At the time, however, the Armenian Apostolic Church announced, “Social security cards present absolutely no danger to the salvation of the human soul, since the link between man and God is not a material one.”


In response to the ongoing protests, the Armenian government has agreed to a number of changes to the law on social security cards.


The government’s first concession will be to allow pensioners from July 11 to receive payments missed over the last six months, deputy minister for work and social questions Araik Petrosian, told IWPR. Changes will be made to the cards’ appearance and there will be no bar code or symbol.


Petrosian also said the law on social security cards would be amended to state clearly that the social security number is a document number, not the number of a person and that “there is no link between the social security card system and the religious beliefs or creeds of citizens”.


However, Petrosian said, people will not have a choice about whether to receive a card.


Parliamentary deputy Artak Arakelian argues the cards should be optional.


“[They] have a role to play in regulating various areas of society and are essential, but people should be able to choose whether or not they receive them,” he told IWPR


Haik Chobanian, of the Norq analytical centre, said that he thought the government should stand up to the protesters. If they gave in, he said, “That would mean that 40 people in the country would have more rights than the more than two million 332 thousand people who have already received social security cards.”


Armenian human rights ombudsman Larisa Alaverdian said that the problem facing civil servants is to work out “how they can carry out their functions without contravening human rights.
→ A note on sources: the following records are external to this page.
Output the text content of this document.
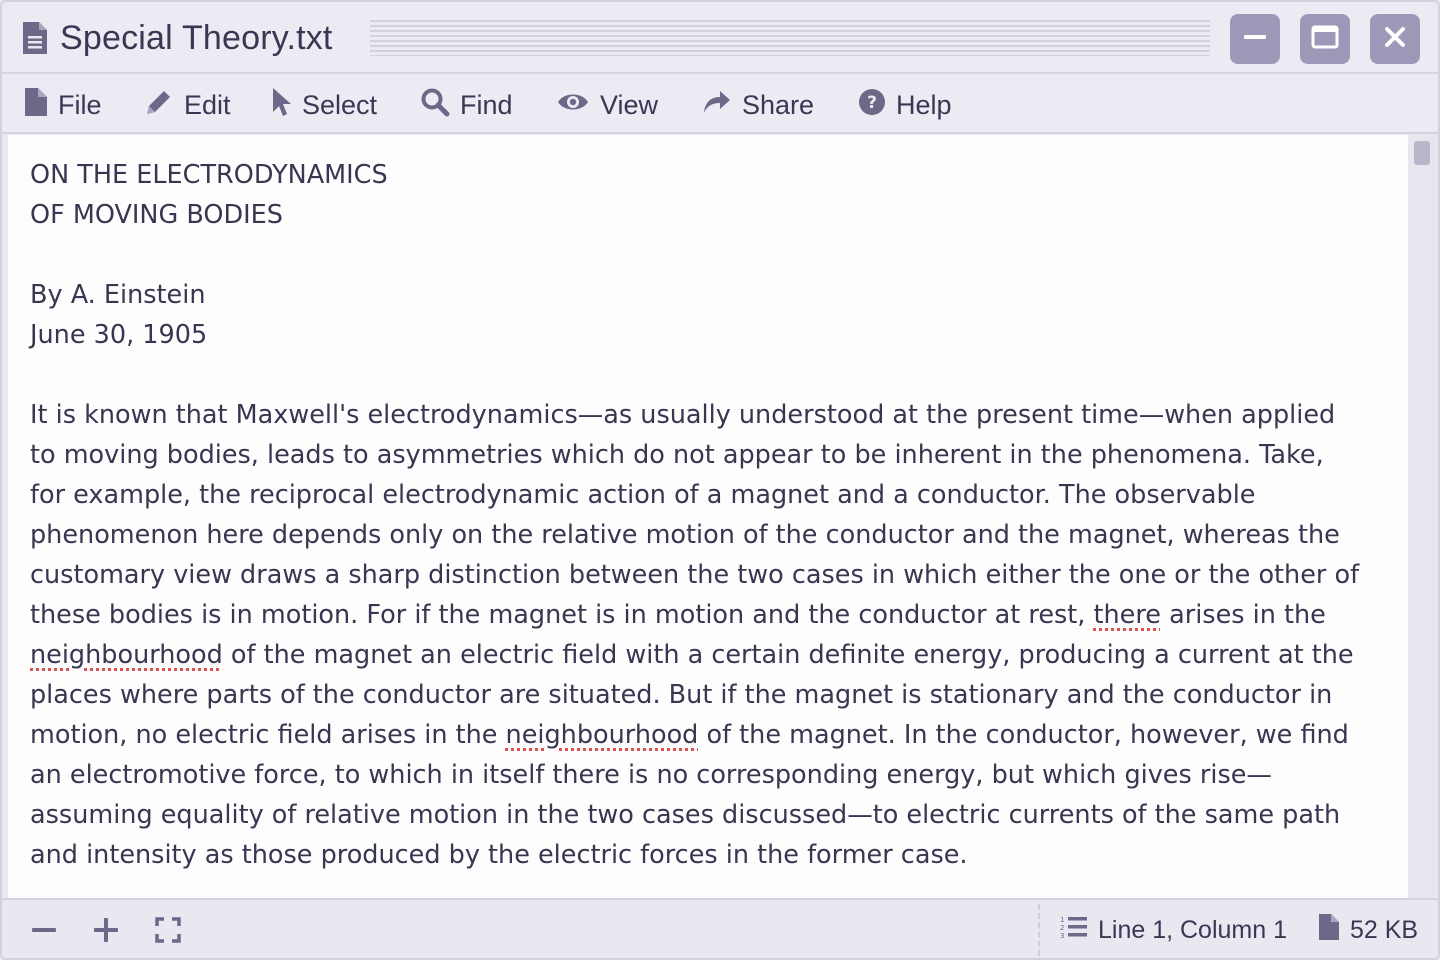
Special Theory.txt
File	Edit	Select	Find	View	Share	? Help
ON THE ELECTRODYNAMICS
OF MOVING BODIES
By A. Einstein
June 30, 1905
It is known that Maxwell's electrodynamics—as usually understood at the present time—when applied
to moving bodies, leads to asymmetries which do not appear to be inherent in the phenomena. Take,
for example, the reciprocal electrodynamic action of a magnet and a conductor. The observable
phenomenon here depends only on the relative motion of the conductor and the magnet, whereas the
customary view draws a sharp distinction between the two cases in which either the one or the other of
these bodies is in motion. For if the magnet is in motion and the conductor at rest, there arises in the
neighbourhood of the magnet an electric field with a certain definite energy, producing a current at the
places where parts of the conductor are situated. But if the magnet is stationary and the conductor in
motion, no electric field arises in the neighbourhood of the magnet. In the conductor, however, we find
an electromotive force, to which in itself there is no corresponding energy, but which gives rise—
assuming equality of relative motion in the two cases discussed—to electric currents of the same path
and intensity as those produced by the electric forces in the former case.
1
2
3 Line 1, Column 1	52 KB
“If a person does not receive the pension or salary he is due, because he does not want to, I think that is a contravention of his human rights,” she told IWPR. “In this case, the legality of individual regulations aside, we cannot offend people's beliefs.”
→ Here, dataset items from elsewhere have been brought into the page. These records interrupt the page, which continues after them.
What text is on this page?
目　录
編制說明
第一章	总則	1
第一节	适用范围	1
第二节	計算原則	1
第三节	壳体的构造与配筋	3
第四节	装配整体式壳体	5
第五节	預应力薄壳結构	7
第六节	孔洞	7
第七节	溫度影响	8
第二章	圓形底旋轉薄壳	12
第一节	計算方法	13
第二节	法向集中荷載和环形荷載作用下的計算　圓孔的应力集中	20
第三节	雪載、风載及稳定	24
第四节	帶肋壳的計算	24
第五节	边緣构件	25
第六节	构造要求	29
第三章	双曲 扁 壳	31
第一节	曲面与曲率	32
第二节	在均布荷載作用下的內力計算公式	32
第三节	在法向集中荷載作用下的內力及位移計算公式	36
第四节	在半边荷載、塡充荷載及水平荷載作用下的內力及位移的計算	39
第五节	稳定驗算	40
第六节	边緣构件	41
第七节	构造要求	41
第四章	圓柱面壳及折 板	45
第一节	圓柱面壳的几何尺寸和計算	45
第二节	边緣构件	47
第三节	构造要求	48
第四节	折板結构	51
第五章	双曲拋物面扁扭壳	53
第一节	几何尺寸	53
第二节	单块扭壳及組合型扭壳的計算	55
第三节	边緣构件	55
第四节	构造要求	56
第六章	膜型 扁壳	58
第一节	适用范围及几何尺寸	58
Alaverdian sent a letter to President Robert Kocharian on July 14 questioning the constitutional legality of the law regulating the cards and asking him to bring the matter before the Constitutional Court.


Aida Harutiunian, 66, a protester in the recent sit-ins, is carrying on protesting.


Aida lives in reduced circumstances on the southern outskirts of Yerevan with her 84-year-old mother, Anik – a World War Two veteran who is bed-ridden due to chronic illness. “I somehow survive by taking everything I have to the flea market to sell,” she said.


Despite the government’s concessions, Aida remains unconvinced, “Social security cards are linked to the devil. I am prepared to go hungry, but I will not sell my soul to the devil.”


Karine Asatrian is a journalist with A1+ television station in Yerevan.